A menina sabia para onde Anaya iria. Para a última e maior cabana da aldeia, onde aquele que a mulher chamava diante dos outros de sacerdote, Rodger, estava.

A rainha entrou na cabana em silêncio e o viu: um homem alto, um tanto forte, muito branco, com cabelos negros presos em um rabo de cavalo longo, de pé diante de uma mesa de madeira. De baixo dela, vinha um fedor terrível, podre, emanando do subsolo.

O odor a atingiu como um soco, e a bile subiu à sua garganta, mas ela a conteve, forçando-a a descer.

- Ah, sinto muito, querida. Elas estão entediadas, por isso fizeram você sentir o cheiro. Sinto muito - disse ele, passando a mão direita pela testa pálida e suada.

Ela mal sabia há quanto tempo ele permanecia ali, perdido em sua própria mente, consumido pelas memórias e pela escuridão. O cheiro, então se dissipou, trazendo alívio.

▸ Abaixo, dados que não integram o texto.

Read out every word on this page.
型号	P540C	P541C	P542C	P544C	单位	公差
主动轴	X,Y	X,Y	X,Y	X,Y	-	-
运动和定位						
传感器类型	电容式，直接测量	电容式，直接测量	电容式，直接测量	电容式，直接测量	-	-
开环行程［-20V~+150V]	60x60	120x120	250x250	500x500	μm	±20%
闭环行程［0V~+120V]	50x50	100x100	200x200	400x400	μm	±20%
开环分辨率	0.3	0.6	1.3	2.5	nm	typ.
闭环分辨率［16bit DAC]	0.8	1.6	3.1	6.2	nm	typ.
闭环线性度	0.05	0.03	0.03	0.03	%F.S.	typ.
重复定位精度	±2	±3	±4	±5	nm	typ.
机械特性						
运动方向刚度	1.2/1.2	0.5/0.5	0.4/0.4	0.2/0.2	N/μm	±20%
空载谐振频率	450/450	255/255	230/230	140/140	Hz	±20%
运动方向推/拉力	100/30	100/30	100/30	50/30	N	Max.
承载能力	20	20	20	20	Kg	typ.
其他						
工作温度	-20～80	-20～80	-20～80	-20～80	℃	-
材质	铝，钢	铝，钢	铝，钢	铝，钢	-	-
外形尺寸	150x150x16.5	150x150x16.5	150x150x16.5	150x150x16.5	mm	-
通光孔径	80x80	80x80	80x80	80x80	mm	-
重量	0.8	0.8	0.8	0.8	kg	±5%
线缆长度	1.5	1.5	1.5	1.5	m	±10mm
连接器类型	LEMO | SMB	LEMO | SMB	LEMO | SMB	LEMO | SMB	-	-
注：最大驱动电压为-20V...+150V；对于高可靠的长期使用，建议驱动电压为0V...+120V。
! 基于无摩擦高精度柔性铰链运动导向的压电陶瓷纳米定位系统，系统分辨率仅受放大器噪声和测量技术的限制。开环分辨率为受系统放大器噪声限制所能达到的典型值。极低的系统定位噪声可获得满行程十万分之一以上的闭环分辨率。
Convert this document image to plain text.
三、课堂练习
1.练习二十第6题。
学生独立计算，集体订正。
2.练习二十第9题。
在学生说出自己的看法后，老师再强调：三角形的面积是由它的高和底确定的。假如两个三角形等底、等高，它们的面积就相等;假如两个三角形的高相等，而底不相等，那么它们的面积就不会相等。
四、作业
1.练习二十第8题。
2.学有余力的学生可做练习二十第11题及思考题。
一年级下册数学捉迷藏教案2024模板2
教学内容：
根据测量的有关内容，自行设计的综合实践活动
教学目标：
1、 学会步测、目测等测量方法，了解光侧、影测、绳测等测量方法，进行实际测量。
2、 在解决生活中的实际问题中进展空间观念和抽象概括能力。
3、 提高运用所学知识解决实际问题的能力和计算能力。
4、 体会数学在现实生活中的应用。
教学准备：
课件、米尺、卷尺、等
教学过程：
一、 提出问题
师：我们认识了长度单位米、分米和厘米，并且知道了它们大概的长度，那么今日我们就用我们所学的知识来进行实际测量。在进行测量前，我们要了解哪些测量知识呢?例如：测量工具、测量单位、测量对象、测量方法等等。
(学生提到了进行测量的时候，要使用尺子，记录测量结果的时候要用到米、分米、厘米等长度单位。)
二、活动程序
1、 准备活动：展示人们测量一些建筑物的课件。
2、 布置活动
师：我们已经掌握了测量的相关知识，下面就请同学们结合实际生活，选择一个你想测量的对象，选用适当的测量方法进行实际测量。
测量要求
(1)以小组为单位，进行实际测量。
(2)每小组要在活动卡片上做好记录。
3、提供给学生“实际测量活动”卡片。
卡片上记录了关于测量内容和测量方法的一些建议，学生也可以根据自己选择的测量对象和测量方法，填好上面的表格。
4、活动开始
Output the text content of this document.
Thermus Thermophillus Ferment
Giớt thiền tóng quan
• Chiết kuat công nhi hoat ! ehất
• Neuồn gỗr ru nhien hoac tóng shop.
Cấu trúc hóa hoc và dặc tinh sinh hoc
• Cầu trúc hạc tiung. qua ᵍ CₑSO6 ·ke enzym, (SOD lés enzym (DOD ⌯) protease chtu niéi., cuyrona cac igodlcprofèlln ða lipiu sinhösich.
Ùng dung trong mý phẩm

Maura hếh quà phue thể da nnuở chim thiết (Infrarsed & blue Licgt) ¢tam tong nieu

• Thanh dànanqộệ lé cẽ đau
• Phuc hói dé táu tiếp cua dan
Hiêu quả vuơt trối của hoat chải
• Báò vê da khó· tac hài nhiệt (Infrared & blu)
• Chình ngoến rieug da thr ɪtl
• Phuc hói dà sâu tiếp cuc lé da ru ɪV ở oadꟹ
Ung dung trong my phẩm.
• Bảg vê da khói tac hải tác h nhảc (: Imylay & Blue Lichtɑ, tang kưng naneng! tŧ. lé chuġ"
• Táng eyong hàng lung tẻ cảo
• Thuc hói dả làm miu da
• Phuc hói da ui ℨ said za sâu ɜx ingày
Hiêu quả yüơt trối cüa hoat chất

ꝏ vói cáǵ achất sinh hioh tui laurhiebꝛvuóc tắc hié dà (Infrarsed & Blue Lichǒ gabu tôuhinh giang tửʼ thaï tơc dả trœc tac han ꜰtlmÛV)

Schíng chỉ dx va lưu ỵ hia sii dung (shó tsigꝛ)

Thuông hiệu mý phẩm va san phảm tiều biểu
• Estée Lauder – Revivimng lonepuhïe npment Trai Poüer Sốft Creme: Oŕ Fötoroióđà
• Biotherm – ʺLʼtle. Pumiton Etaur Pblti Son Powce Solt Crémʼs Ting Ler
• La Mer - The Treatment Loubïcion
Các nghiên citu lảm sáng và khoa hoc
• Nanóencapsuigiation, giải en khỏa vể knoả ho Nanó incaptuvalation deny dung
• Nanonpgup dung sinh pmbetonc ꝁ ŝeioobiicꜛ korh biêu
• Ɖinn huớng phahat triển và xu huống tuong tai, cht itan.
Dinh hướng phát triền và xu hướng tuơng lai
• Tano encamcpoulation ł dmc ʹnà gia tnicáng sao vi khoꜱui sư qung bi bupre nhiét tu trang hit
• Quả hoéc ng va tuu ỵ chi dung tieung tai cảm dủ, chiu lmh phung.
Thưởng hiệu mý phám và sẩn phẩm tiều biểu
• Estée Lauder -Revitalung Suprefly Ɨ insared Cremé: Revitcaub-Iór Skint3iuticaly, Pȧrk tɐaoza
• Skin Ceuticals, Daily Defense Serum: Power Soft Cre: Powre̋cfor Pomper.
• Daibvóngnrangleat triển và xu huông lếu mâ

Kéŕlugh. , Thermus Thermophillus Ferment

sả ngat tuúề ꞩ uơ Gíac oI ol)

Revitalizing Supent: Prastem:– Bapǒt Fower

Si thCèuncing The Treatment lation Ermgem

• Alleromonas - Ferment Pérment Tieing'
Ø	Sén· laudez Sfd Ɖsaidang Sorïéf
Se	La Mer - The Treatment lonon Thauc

- Acho que deveríamos repensar o sacrifício de Nassor. Mahari está certa. E eu concordo com ela. - Anaya falou ao se recompor.

- Não há o que concordar ou discordar. Nenhum de nós, na verdade. Quantos anos fazem? Trinta? Desde que o mundo que eu conhecia virou pó sob meus pés? Sinto muito, mas isso precisa acabar. Se continuarmos obedecendo, uma hora isso terá fim... tem que acabar... Não tem que concordar, ou discordar - respondeu ele, até que seus olhos ficaram vítreos, como se sua alma tivesse deixado o corpo.